Assim foram chamados de “obras de terra”, “conchífero”, “lítico”, “cerâmico”, “artes rupestres”, “terra preta de índio”, “megalito” e “cemitério”. “Nós determinamos qual seria a classificação dos sítios em oito tipos principais para uniformizar e padronizar essa classificação ao longo da Amazônia; e posteriormente com outros bancos de dados”, explica Carolina.
Terras não destinadas
Para o período pós-colombiano já existe uma série de estudos feitos pelo IBGE (Instituto Brasileiro de Geografia e Estatística), pela Funai ou pelo Ministério do Meio Ambiente, por exemplo, que aponta para classificações como comunidades tradicionais, indígenas, produtores rurais pequenos, médios e grandes espalhados por terras demarcadas, unidades de proteção e unidades de conservação.
A equipe atualmente faz uma análise desses dados oficiais e de outros órgãos para a formação de um grande banco de dados organizados e abertos.
“São várias camadas de informação. Hoje tem plataformas que disponibilizam que tipo de terra é aquela, se é para agricultura ou outros fins. A partir destes mapas, a gente consegue ver assentamentos pós-colombianos e ter acesso, a partir do censo do IBGE, a onde há reconhecimento legal”, afirma Marina.

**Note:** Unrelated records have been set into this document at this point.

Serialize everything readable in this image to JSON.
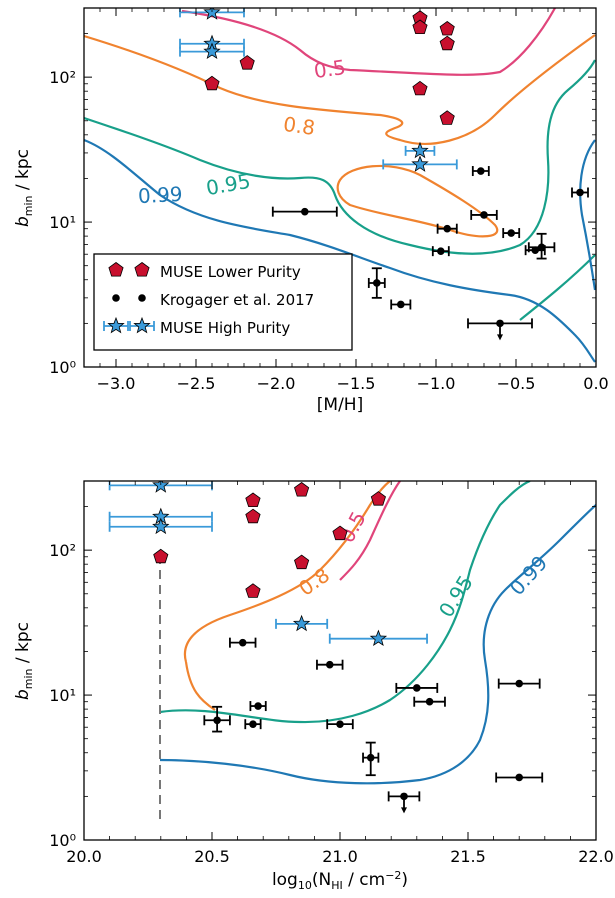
{
  "colors": {
    "purity_0.5": "#e0457b",
    "purity_0.8": "#f0832f",
    "purity_0.95": "#18a08a",
    "purity_0.99": "#1f78b4",
    "muse_lower": "#c8102e",
    "muse_high": "#3a9ad9",
    "krogager": "#000000",
    "dashed": "#777777"
  },
  "chart_data": [
    {
      "type": "scatter",
      "xlabel": "[M/H]",
      "ylabel": "b_min / kpc",
      "xlim": [
        -3.2,
        0.0
      ],
      "ylim": [
        1,
        300
      ],
      "yscale": "log",
      "x_ticks": [
        "−3.0",
        "−2.5",
        "−2.0",
        "−1.5",
        "−1.0",
        "−0.5",
        "0.0"
      ],
      "y_ticks": [
        "10⁰",
        "10¹",
        "10²"
      ],
      "legend": {
        "position": "lower-left",
        "entries": [
          "MUSE Lower Purity",
          "Krogager et al. 2017",
          "MUSE High Purity"
        ]
      },
      "contour_labels": [
        "0.5",
        "0.8",
        "0.95",
        "0.99"
      ],
      "series": [
        {
          "name": "MUSE Lower Purity",
          "marker": "pentagon",
          "points": [
            {
              "x": -2.4,
              "y": 90
            },
            {
              "x": -2.18,
              "y": 125
            },
            {
              "x": -1.1,
              "y": 255
            },
            {
              "x": -1.1,
              "y": 220
            },
            {
              "x": -0.93,
              "y": 215
            },
            {
              "x": -0.93,
              "y": 170
            },
            {
              "x": -1.1,
              "y": 83
            },
            {
              "x": -0.93,
              "y": 52
            }
          ]
        },
        {
          "name": "Krogager et al. 2017",
          "marker": "circle",
          "points": [
            {
              "x": -1.82,
              "y": 11.8,
              "xerr": 0.2
            },
            {
              "x": -1.37,
              "y": 3.8,
              "xerr": 0.05,
              "yerr_up": 1.0,
              "yerr_down": 0.8
            },
            {
              "x": -1.22,
              "y": 2.7,
              "xerr": 0.06
            },
            {
              "x": -0.72,
              "y": 22.5,
              "xerr": 0.05
            },
            {
              "x": -0.1,
              "y": 16,
              "xerr": 0.05
            },
            {
              "x": -0.7,
              "y": 11.2,
              "xerr": 0.08
            },
            {
              "x": -0.93,
              "y": 9,
              "xerr": 0.06
            },
            {
              "x": -0.53,
              "y": 8.4,
              "xerr": 0.05
            },
            {
              "x": -0.97,
              "y": 6.3,
              "xerr": 0.05
            },
            {
              "x": -0.38,
              "y": 6.4,
              "xerr": 0.06
            },
            {
              "x": -0.34,
              "y": 6.7,
              "xerr": 0.08,
              "yerr_up": 1.6,
              "yerr_down": 1.1
            },
            {
              "x": -0.6,
              "y": 2.0,
              "xerr": 0.2,
              "upper_limit": true
            }
          ]
        },
        {
          "name": "MUSE High Purity",
          "marker": "star",
          "points": [
            {
              "x": -2.4,
              "y": 280,
              "xerr": 0.2
            },
            {
              "x": -2.4,
              "y": 170,
              "xerr": 0.2
            },
            {
              "x": -2.4,
              "y": 150,
              "xerr": 0.2
            },
            {
              "x": -1.1,
              "y": 31,
              "xerr": 0.09
            },
            {
              "x": -1.1,
              "y": 25,
              "xerr": 0.23
            }
          ]
        }
      ]
    },
    {
      "type": "scatter",
      "xlabel": "log10(N_HI / cm^-2)",
      "ylabel": "b_min / kpc",
      "xlim": [
        20.0,
        22.0
      ],
      "ylim": [
        1,
        300
      ],
      "yscale": "log",
      "x_ticks": [
        "20.0",
        "20.5",
        "21.0",
        "21.5",
        "22.0"
      ],
      "y_ticks": [
        "10⁰",
        "10¹",
        "10²"
      ],
      "contour_labels": [
        "0.5",
        "0.8",
        "0.95",
        "0.99"
      ],
      "series": [
        {
          "name": "MUSE Lower Purity",
          "marker": "pentagon",
          "points": [
            {
              "x": 20.3,
              "y": 90
            },
            {
              "x": 20.66,
              "y": 220
            },
            {
              "x": 20.66,
              "y": 170
            },
            {
              "x": 20.85,
              "y": 260
            },
            {
              "x": 21.0,
              "y": 130
            },
            {
              "x": 21.15,
              "y": 225
            },
            {
              "x": 20.85,
              "y": 82
            },
            {
              "x": 20.66,
              "y": 52
            }
          ]
        },
        {
          "name": "Krogager et al. 2017",
          "marker": "circle",
          "points": [
            {
              "x": 20.62,
              "y": 23,
              "xerr": 0.05
            },
            {
              "x": 20.96,
              "y": 16.2,
              "xerr": 0.05
            },
            {
              "x": 21.3,
              "y": 11.2,
              "xerr": 0.08
            },
            {
              "x": 21.7,
              "y": 12,
              "xerr": 0.08
            },
            {
              "x": 21.35,
              "y": 9,
              "xerr": 0.06
            },
            {
              "x": 20.68,
              "y": 8.4,
              "xerr": 0.03
            },
            {
              "x": 20.52,
              "y": 6.7,
              "xerr": 0.05,
              "yerr_up": 1.6,
              "yerr_down": 1.1
            },
            {
              "x": 20.66,
              "y": 6.3,
              "xerr": 0.03
            },
            {
              "x": 21.0,
              "y": 6.3,
              "xerr": 0.05
            },
            {
              "x": 21.12,
              "y": 3.7,
              "xerr": 0.03,
              "yerr_up": 1.0,
              "yerr_down": 0.9
            },
            {
              "x": 21.25,
              "y": 2.0,
              "xerr": 0.06,
              "upper_limit": true
            },
            {
              "x": 21.7,
              "y": 2.7,
              "xerr": 0.09
            }
          ]
        },
        {
          "name": "MUSE High Purity",
          "marker": "star",
          "points": [
            {
              "x": 20.3,
              "y": 280,
              "xerr": 0.2
            },
            {
              "x": 20.3,
              "y": 170,
              "xerr": 0.2
            },
            {
              "x": 20.3,
              "y": 145,
              "xerr": 0.2
            },
            {
              "x": 20.85,
              "y": 31,
              "xerr": 0.1
            },
            {
              "x": 21.15,
              "y": 24.5,
              "xerr": 0.19
            }
          ]
        }
      ]
    }
  ]
}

Essas são as terras destinadas, mas há também as terras não destinadas. “Isso é um problemaço porque são terras da União, mas são terras que abrem brecha para atividades ilegais de desmatamento, por exemplo. Se você desmata uma área não destinada, depois você pode ir lá e fazer usucapião e todo o processo de legalização para o seu nome”, lamenta.

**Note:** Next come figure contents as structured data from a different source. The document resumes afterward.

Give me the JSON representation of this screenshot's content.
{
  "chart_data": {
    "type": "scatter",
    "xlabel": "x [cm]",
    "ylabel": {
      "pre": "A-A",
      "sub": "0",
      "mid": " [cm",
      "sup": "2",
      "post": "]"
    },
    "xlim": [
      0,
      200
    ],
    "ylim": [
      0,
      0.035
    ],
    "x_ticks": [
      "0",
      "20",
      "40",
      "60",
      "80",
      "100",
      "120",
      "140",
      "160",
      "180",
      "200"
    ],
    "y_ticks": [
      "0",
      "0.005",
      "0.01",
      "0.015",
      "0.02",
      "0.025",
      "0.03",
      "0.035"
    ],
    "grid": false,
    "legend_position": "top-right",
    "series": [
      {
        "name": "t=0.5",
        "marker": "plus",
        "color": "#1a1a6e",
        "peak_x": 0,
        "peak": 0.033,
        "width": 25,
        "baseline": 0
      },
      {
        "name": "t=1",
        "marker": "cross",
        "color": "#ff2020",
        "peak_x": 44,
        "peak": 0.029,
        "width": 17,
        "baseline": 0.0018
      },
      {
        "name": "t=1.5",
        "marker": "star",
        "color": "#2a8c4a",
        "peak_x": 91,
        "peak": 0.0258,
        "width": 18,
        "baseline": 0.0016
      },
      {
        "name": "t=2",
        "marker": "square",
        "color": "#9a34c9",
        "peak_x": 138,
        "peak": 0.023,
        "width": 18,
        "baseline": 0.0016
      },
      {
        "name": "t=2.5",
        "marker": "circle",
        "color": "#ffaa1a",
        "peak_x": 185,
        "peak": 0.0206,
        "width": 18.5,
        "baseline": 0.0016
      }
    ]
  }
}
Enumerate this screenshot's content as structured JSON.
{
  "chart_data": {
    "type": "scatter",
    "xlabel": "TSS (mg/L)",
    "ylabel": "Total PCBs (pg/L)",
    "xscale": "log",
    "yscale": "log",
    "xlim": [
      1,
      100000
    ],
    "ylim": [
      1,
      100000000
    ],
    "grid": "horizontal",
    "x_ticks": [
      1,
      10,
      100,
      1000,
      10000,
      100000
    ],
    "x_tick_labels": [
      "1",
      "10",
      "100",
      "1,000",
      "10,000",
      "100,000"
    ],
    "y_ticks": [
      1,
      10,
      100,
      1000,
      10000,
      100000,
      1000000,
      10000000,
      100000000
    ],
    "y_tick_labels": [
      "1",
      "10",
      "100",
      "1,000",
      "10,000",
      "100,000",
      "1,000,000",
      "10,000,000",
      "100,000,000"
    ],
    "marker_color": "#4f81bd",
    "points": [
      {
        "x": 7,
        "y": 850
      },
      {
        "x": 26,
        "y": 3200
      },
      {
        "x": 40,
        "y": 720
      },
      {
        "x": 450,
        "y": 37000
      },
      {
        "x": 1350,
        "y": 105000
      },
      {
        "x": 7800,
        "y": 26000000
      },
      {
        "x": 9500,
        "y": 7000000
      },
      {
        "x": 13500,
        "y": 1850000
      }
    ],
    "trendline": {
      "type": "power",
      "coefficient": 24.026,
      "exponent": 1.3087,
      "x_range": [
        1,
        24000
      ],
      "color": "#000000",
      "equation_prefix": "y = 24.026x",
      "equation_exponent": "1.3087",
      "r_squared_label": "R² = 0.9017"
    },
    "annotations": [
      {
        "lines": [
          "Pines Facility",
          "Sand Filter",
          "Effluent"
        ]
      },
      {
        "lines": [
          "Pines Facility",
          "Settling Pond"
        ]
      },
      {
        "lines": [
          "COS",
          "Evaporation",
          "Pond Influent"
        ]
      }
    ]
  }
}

Os pesquisadores, de uma forma geral, veem essa questão das terras não destinadas como um problema “muito grave”, como se houvesse um vácuo legal no espaço amazônico.
Um levantamento do primeiro semestre de 2020 realizado pelo Instituto de Ipam (Pesquisa Ambiental da Amazônia) e pelo Naea (Núcleo de Altos Estudos Amazônicos) da UFPA (Universidade Federal do Pará) apontou que a Amazônia tem 23% de floresta em terras públicas não destinadas registradas ilegalmente como propriedades privadas.
“É quase uma brecha legislativa para o avanço do desmatamento da Amazônia”, lamenta a coordenadora do trabalho. E é com a descoberta da presença de povos pré e pós colombianos nestes locais, reservando essas áreas para a história, que o grupo quer ajudar a manter as florestas amazônicas cada vez mais resilientes e com um desenvolvimento cada vez mais sustentável.